I was a spoiled for the larger part of my life (although not Coonie-spoiled). So I never had any incentive to do anything good until I destroyed my friendships and life by being an unreliable and lazy pothead. I lost all my creativity like Gotti talked about. Shit was bad for a while. None of my friends would really hang out any more. I flunked high school. Now I'm soon turning 25 which gives me competence to study again. I sat it out because I refused to learn German or French, and thankfully, now I don't have to. I might start school next year, a child protection education-related study. I don't know how it translates directly. I'm a little bit into (legit) debt so I see myself rising out of that within the next year. I ordered a new PC last night and it's gonna be bomb I tell ya. Getting a soundcard with a built in headphone pre-amp. Then a bit later, a pair of high-end Sennheisers. So I see myself going to new sonic heights. I'm buying it in parts and putting it together myself, and I'm almost as excited about putting it together as I am about getting it. I can be anal some times. I want to invest in a new keyboard to play with music again. It was just a hobby but it was great being DJ Rizzle. It was a lot of fun, but when I started smoking really heavily I stopped doing anything creative like Gotti and SOFI talked about.

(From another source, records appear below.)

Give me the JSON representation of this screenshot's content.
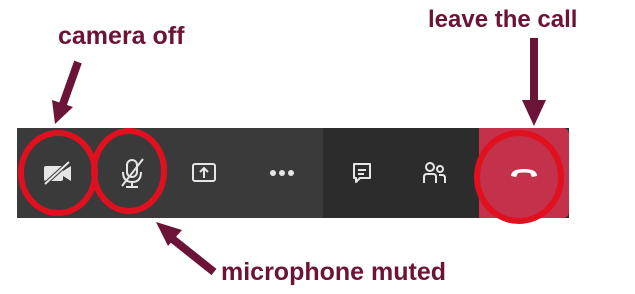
{
  "annotations": {
    "camera": "camera off",
    "leave": "leave the call",
    "microphone": "microphone muted"
  },
  "toolbar": {
    "buttons": [
      {
        "icon": "camera-off-icon"
      },
      {
        "icon": "mic-muted-icon"
      },
      {
        "icon": "share-screen-icon"
      },
      {
        "icon": "more-options-icon"
      },
      {
        "icon": "chat-icon"
      },
      {
        "icon": "participants-icon"
      },
      {
        "icon": "hang-up-icon"
      }
    ]
  },
  "colors": {
    "annotation": "#6b1438",
    "highlight_circle": "#e0101f",
    "leave_button": "#c4314b",
    "toolbar_bg": "#2c2c2c"
  }
}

Me and my girl are actually doing really good. We're coming up on nine months. Do you celebrate three quarters of a year lawl? I bought her a pendant in white gold for her birthday earlier this summer. That shit hit a homerun. She fulfills all the parts of me that I can't fulfill myself (and obviously some that I can). Cheesy, I know, but also kinda true. So far I've been somewhat distrusting for obvious (maybe?) reasons (her being hot and me being not), but she hasn't given me a reason to distrust her yet so I'm hoping it'll last, and doesn't go sour.
Btw. God I feel awkward posting deep/personal posts when I haven't posted in a bit. Anyone else get that?